Natural History

Objects and specimens relating to Natural History make a major contribution to the museum’s overall collection.

The Orkney Natural History Society had already amassed several hundred mineral, fossil, zoological, seaweed and shell specimens by the time of the First Annual Report in 1839. Many of these early acquisitions were collected by members and office-bearers, such as the Society’s first president Rev. Dr. Charles Clouston, who was a keen collector and identifier of seaweed, and Robert Rendall, whose seashells form a key collection.

Puffin
Puffin on display upstairs.

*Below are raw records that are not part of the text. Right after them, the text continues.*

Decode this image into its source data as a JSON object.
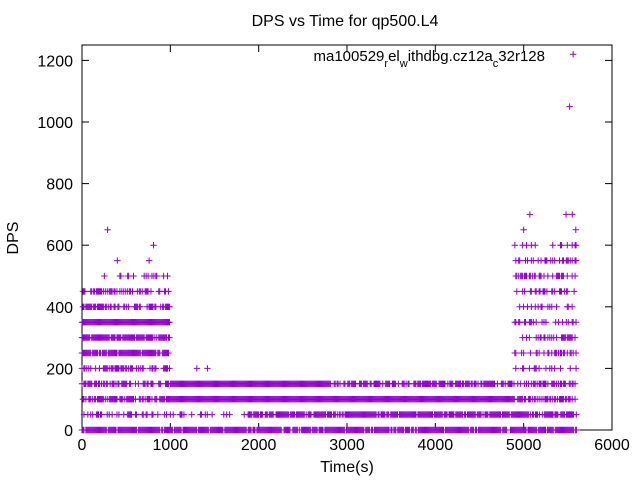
{
  "chart_data": {
    "type": "scatter",
    "title": "DPS vs Time for qp500.L4",
    "xlabel": "Time(s)",
    "ylabel": "DPS",
    "xlim": [
      0,
      6000
    ],
    "ylim": [
      0,
      1250
    ],
    "xticks": [
      0,
      1000,
      2000,
      3000,
      4000,
      5000,
      6000
    ],
    "yticks": [
      0,
      200,
      400,
      600,
      800,
      1000,
      1200
    ],
    "grid": false,
    "legend_position": "top-right",
    "marker": "plus",
    "series": [
      {
        "name_parts": [
          {
            "text": "ma100529",
            "sub": false
          },
          {
            "text": "r",
            "sub": true
          },
          {
            "text": "el",
            "sub": false
          },
          {
            "text": "w",
            "sub": true
          },
          {
            "text": "ithdbg.cz12a",
            "sub": false
          },
          {
            "text": "c",
            "sub": true
          },
          {
            "text": "32r128",
            "sub": false
          }
        ],
        "color": "#9400d3",
        "segments": [
          {
            "level": 0,
            "x0": 0,
            "x1": 5600,
            "density": 0.9
          },
          {
            "level": 50,
            "x0": 0,
            "x1": 1000,
            "density": 0.35
          },
          {
            "level": 50,
            "x0": 1900,
            "x1": 5600,
            "density": 0.85
          },
          {
            "level": 50,
            "x0": 1000,
            "x1": 1900,
            "density": 0.25
          },
          {
            "level": 100,
            "x0": 0,
            "x1": 1000,
            "density": 0.7
          },
          {
            "level": 100,
            "x0": 1000,
            "x1": 4900,
            "density": 1.0
          },
          {
            "level": 100,
            "x0": 4900,
            "x1": 5600,
            "density": 0.6
          },
          {
            "level": 150,
            "x0": 0,
            "x1": 1000,
            "density": 0.55
          },
          {
            "level": 150,
            "x0": 1000,
            "x1": 2800,
            "density": 1.0
          },
          {
            "level": 150,
            "x0": 2800,
            "x1": 4900,
            "density": 0.7
          },
          {
            "level": 150,
            "x0": 4900,
            "x1": 5600,
            "density": 0.5
          },
          {
            "level": 200,
            "x0": 0,
            "x1": 1000,
            "density": 0.6
          },
          {
            "level": 200,
            "x0": 4900,
            "x1": 5600,
            "density": 0.2
          },
          {
            "level": 250,
            "x0": 0,
            "x1": 1000,
            "density": 0.9
          },
          {
            "level": 250,
            "x0": 4900,
            "x1": 5600,
            "density": 0.4
          },
          {
            "level": 300,
            "x0": 0,
            "x1": 1000,
            "density": 0.95
          },
          {
            "level": 300,
            "x0": 4900,
            "x1": 5600,
            "density": 0.4
          },
          {
            "level": 350,
            "x0": 0,
            "x1": 1000,
            "density": 1.0
          },
          {
            "level": 350,
            "x0": 4900,
            "x1": 5600,
            "density": 0.4
          },
          {
            "level": 400,
            "x0": 0,
            "x1": 1000,
            "density": 0.6
          },
          {
            "level": 400,
            "x0": 4900,
            "x1": 5600,
            "density": 0.4
          },
          {
            "level": 450,
            "x0": 0,
            "x1": 1000,
            "density": 0.45
          },
          {
            "level": 450,
            "x0": 4900,
            "x1": 5600,
            "density": 0.35
          },
          {
            "level": 500,
            "x0": 0,
            "x1": 1000,
            "density": 0.15
          },
          {
            "level": 500,
            "x0": 4900,
            "x1": 5600,
            "density": 0.35
          },
          {
            "level": 550,
            "x0": 4900,
            "x1": 5600,
            "density": 0.3
          },
          {
            "level": 600,
            "x0": 4900,
            "x1": 5600,
            "density": 0.2
          }
        ],
        "extra_points": [
          {
            "x": 290,
            "y": 650
          },
          {
            "x": 400,
            "y": 550
          },
          {
            "x": 760,
            "y": 550
          },
          {
            "x": 810,
            "y": 600
          },
          {
            "x": 1300,
            "y": 200
          },
          {
            "x": 1420,
            "y": 200
          },
          {
            "x": 5000,
            "y": 650
          },
          {
            "x": 5070,
            "y": 700
          },
          {
            "x": 5480,
            "y": 700
          },
          {
            "x": 5550,
            "y": 700
          },
          {
            "x": 5590,
            "y": 650
          },
          {
            "x": 5520,
            "y": 1050
          },
          {
            "x": 5560,
            "y": 1220
          }
        ]
      }
    ]
  }
}
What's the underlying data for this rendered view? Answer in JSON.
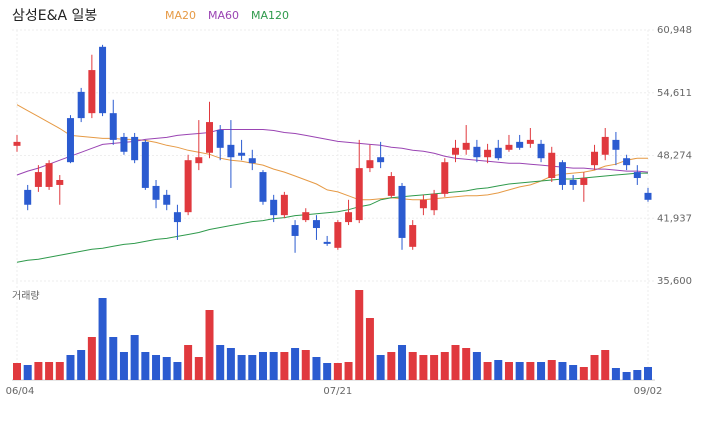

Image © Stromness Museum

These collections have continued to be added to throughout the museum’s history, and specimens and exhibits now include many world class examples of geology, zoology, marine botany and malacology. In the first-floor galleries, you can see a large number of taxidermy specimens, including a Golden Eagle and a Puffin, and a mounted specimen of the iridescent Morpho butterfly, one of the largest butterflies in the world.

Other highlights include the Homostius milleri fossil, otherwise known as the Asterolepis of Stromness, whose 19th-century discovery by Hugh Miller inspired Charles Darwin, and the fossilised spine of a Plesiosaur, a marine reptile which lived in the Jurassic period, over 150million years ago! 

Other Research Collections within Natural History are available to view by appointment only.